Le lendemain matin, Joël est réveillé par le doux son de France Info. La rubrique "Le Vrai du Faux" est consacrée à démonter une Fake News : un député de gauche a affirmé que la police avait blessé 5 000 personnes l'année précédente, et cette information est "circule énormément dans la gauchosphère". La journaliste explique alors que l'information est fausse. En effet, le bon chiffre est 4998, l'information est donc fausse.

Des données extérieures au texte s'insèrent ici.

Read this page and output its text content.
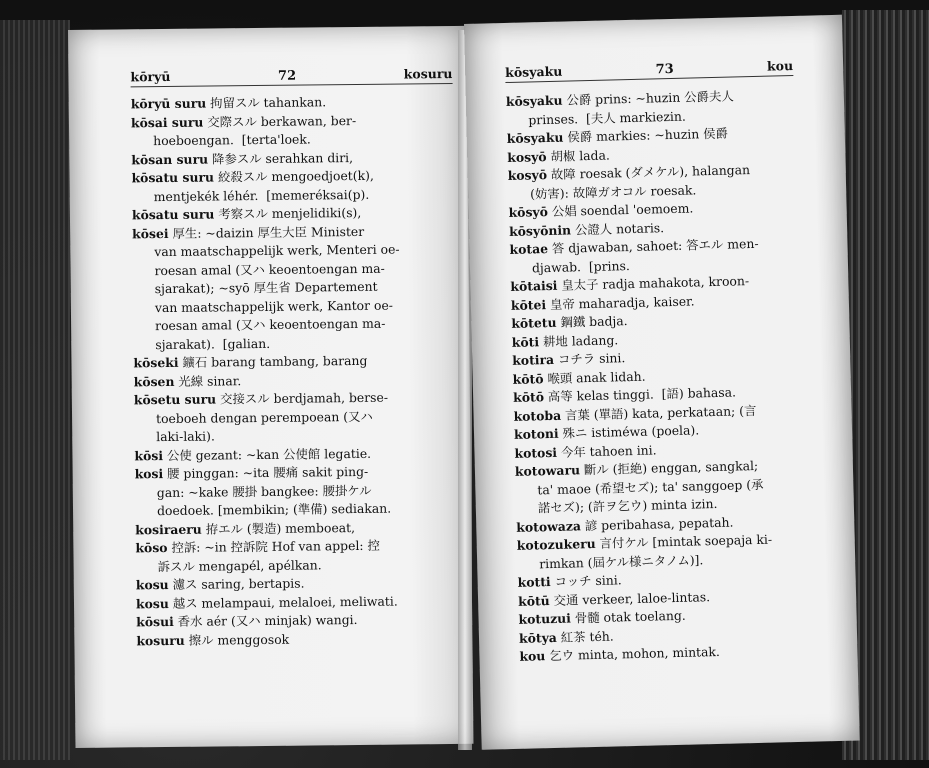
kōryū	72	kosuru

kōryū suru 拘留スル tahankan.

kōsai suru 交際スル berkawan, ber-

hoeboengan.  [terta'loek.

kōsan suru 降参スル serahkan diri,

kōsatu suru 絞殺スル mengoedjoet(k),

mentjekék léhér.  [memeréksai(p).

kōsatu suru 考察スル menjelidiki(s),

kōsei 厚生: ~daizin 厚生大臣 Minister

van maatschappelijk werk, Menteri oe-

roesan amal (又ハ keoentoengan ma-

sjarakat); ~syō 厚生省 Departement

van maatschappelijk werk, Kantor oe-

roesan amal (又ハ keoentoengan ma-

sjarakat).  [galian.

kōseki 鑛石 barang tambang, barang

kōsen 光線 sinar.

kōsetu suru 交接スル berdjamah, berse-

toeboeh dengan perempoean (又ハ

laki-laki).

kōsi 公使 gezant: ~kan 公使館 legatie.

kosi 腰 pinggan: ~ita 腰痛 sakit ping-

gan: ~kake 腰掛 bangkee: 腰掛ケル

doedoek. [membikin; (準備) sediakan.

kosiraeru 拵エル (製造) memboeat,

kōso 控訴: ~in 控訴院 Hof van appel: 控

訴スル mengapél, apélkan.

kosu 濾ス saring, bertapis.

kosu 越ス melampaui, melaloei, meliwati.

kōsui 香水 aér (又ハ minjak) wangi.

kosuru 擦ル menggosok

kōsyaku	73	kou

kōsyaku 公爵 prins: ~huzin 公爵夫人

prinses.  [夫人 markiezin.

kōsyaku 侯爵 markies: ~huzin 侯爵

kosyō 胡椒 lada.

kosyō 故障 roesak (ダメケル), halangan

(妨害): 故障ガオコル roesak.

kōsyō 公娼 soendal 'oemoem.

kōsyōnin 公證人 notaris.

kotae 答 djawaban, sahoet: 答エル men-

djawab.  [prins.

kōtaisi 皇太子 radja mahakota, kroon-

kōtei 皇帝 maharadja, kaiser.

kōtetu 鋼鐵 badja.

kōti 耕地 ladang.

kotira コチラ sini.

kōtō 喉頭 anak lidah.

kōtō 高等 kelas tinggi.  [語) bahasa.

kotoba 言葉 (單語) kata, perkataan; (言

kotoni 殊ニ istiméwa (poela).

kotosi 今年 tahoen ini.

kotowaru 斷ル (拒絶) enggan, sangkal;

ta' maoe (希望セズ); ta' sanggoep (承

諾セズ); (許ヲ乞ウ) minta izin.

kotowaza 諺 peribahasa, pepatah.

kotozukeru 言付ケル [mintak soepaja ki-

rimkan (屆ケル様ニタノム)].

kotti コッチ sini.

kōtū 交通 verkeer, laloe-lintas.

kotuzui 骨髓 otak toelang.

kōtya 紅茶 téh.

kou 乞ウ minta, mohon, mintak.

Joël décide de changer de radio et tombe sur France Inter, où toute une troupe de comiques ouvertement encartés à droite font des blagues sur la gauche. En rappelant que la gauche, et plus particulièrement l'extrême-gauche, ont lourdement collaboré durant la Seconde Guerre mondiale. Ils lisent, hilares, la lettre d'un auditeur demandant un peu d'équilibre politique sur une radio publique. La réponse est cinglante : "Eh ouais, désolé les rouges, on prend votre pognon pour une bonne cause !". Ils enchaînent en rappelant que le maréchal Pétain, lui, a été le bouclier de Vichy, donc, hein, voilà.
Joël, déboussolé, quitte son appartement pour sortir gagner son métro. Sur le chemin, des affiches pour des spectacles de théâtre proposent des thèmes aussi variés que "Le masculinisme", "Le tabou du racisme anti-blanc" ou encore une pièce sur l'histoire d'une famille de chasseurs de communistes durant la guerre d'Espagne. Des tags "All Communists Are Bastards" se glissent parfois entre deux réclames.
En parlant de réclames, mais pourquoi sur toutes les publicités du métro, on trouve de grands blondes aryens ? Même les publicités pour bébés ne sont remplies que de petits blonds en couches !
Joël se faufile dans une rame de métro et comme chaque jour, lance Netflix pour se regarder une petite série le temps du trajet. A sa grande surprise, nombre de films semblent avoir pour héros un personnage aryen là encore. Une minisérie sur Malcolm X voit le personnage principal être incarné par Dolph Lundgren. Joël, très étonné de ce changement pas très historique, file sur Youtube voir les commentaires sous la bande-annonce. Pas de chance : les commentaires ont été fermés.
Tant qu'à être sur son téléphone, Joël jette un coup d'oeil rapide aux nouvelles. On y parle de la cérémonie des Oscars, ainsi que de celles des Césars, où nombre d'acteurs ont les uns après les autres, fait de grands discours sur l'importance d'être de droite, et du combat qu'il fallait mener jour après jour contre l'extrême-gauche. Les journaux évoquent les "influenceurs" qui ont soutenu ces discours, quand ceux qui se sont permis de les critiquer sont qualifiés de "gauchosphère".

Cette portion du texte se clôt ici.